Le long calvaire du vraquier «Banglar Joyjatra» au cœur du conflit dans le golfe Persique
Fin janvier 2026, le Banglar Joyjatra , un vraquier de la compagnie maritime publique du Bangladesh (Bangladesh Shipping Corporation), affrété par une société basée à Singapour, s’apprête à franchir le détroit d’Ormuz afin d’effectuer sa rotation commerciale dans le golfe Persique, avant de reprendre sa traversée vers l’Afrique du Sud.
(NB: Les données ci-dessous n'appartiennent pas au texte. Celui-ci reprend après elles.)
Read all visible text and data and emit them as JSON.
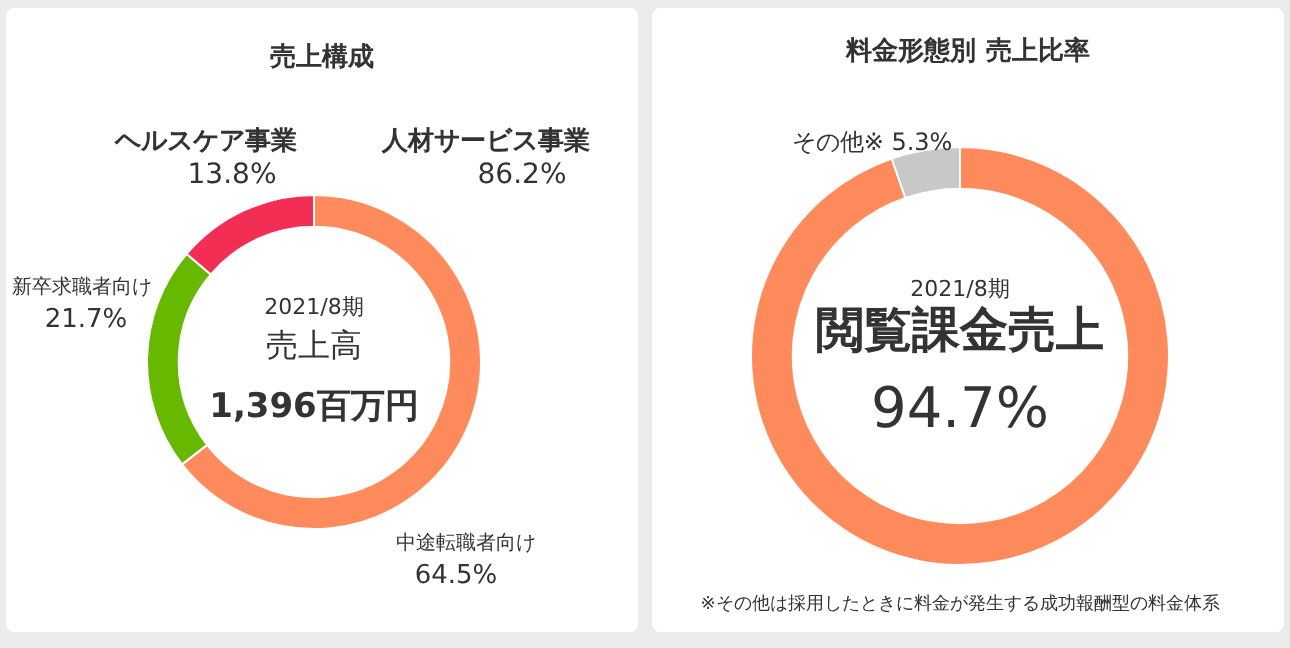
{
  "chart_data": [
    {
      "type": "donut",
      "title": "売上構成",
      "categories": [
        "中途転職者向け",
        "新卒求職者向け",
        "ヘルスケア事業"
      ],
      "values": [
        64.5,
        21.7,
        13.8
      ],
      "colors": [
        "#ff8a5b",
        "#66b800",
        "#f22e55"
      ],
      "value_labels": [
        "64.5%",
        "21.7%",
        "13.8%"
      ],
      "annotations": [
        "人材サービス事業",
        "86.2%",
        "2021/8期",
        "売上高",
        "1,396百万円"
      ]
    },
    {
      "type": "donut",
      "title": "料金形態別 売上比率",
      "categories": [
        "閲覧課金売上",
        "その他※"
      ],
      "values": [
        94.7,
        5.3
      ],
      "colors": [
        "#ff8a5b",
        "#c8c8c8"
      ],
      "value_labels": [
        "94.7%",
        "5.3%"
      ],
      "annotations": [
        "2021/8期",
        "※その他は採用したときに料金が発生する成功報酬型の料金体系"
      ]
    }
  ]
}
Le capitaine et son équipage ignorent qu’ils s’embarquent pour 115 jours de marasme.
Samedi 31 janvier. L’ Iran annonce des exercices navals à tir réel, visant à simuler un verrouillage complet du détroit. Depuis la passerelle, le capitaine Mohammad Shafiqul Islam constate que de nombreux navires sont immobilisés au mouillage : le trafic est totalement à l’arrêt. Après deux jours de manœuvres iraniennes, le vraquier franchit le détroit d’Ormuz. Le capitaine Islam et ses 31 membres d’équipage ne se doutent pas que ce passage marquera le début d’un calvaire interminable de près de quatre mois.
La rotation du vraquier, qui consiste à charger et à décharger des marchandises – notamment de l’acier – dans plusieurs ports successifs au Qatar (port de Mesaieed, grand pôle industriel et maritime au sud de Doha) et aux Émirats arabes unis , dure 24 jours, jusqu’au 26 février lorsque le Banglar Joyjatra arrive en rade du port émirien de Jebel Ali. Jebel Ali est le principal hub logistique de la région et l’un des plus grands ports à conteneurs de la planète.
« Jusque-là, tout allait bien », confie à RFI le capitaine Islam, âgé de 51 ans. Son navire est en attente à quai afin de débuter ses opérations de manutention. « Dans la nuit du 28 février au 1er mars, j’ai entendu une énorme explosion. Je suis sorti en pyjama et j’ai vu une immense flamme, si grande qu’il a fallu 24 heures à six remorqueurs pour éteindre l’incendie. »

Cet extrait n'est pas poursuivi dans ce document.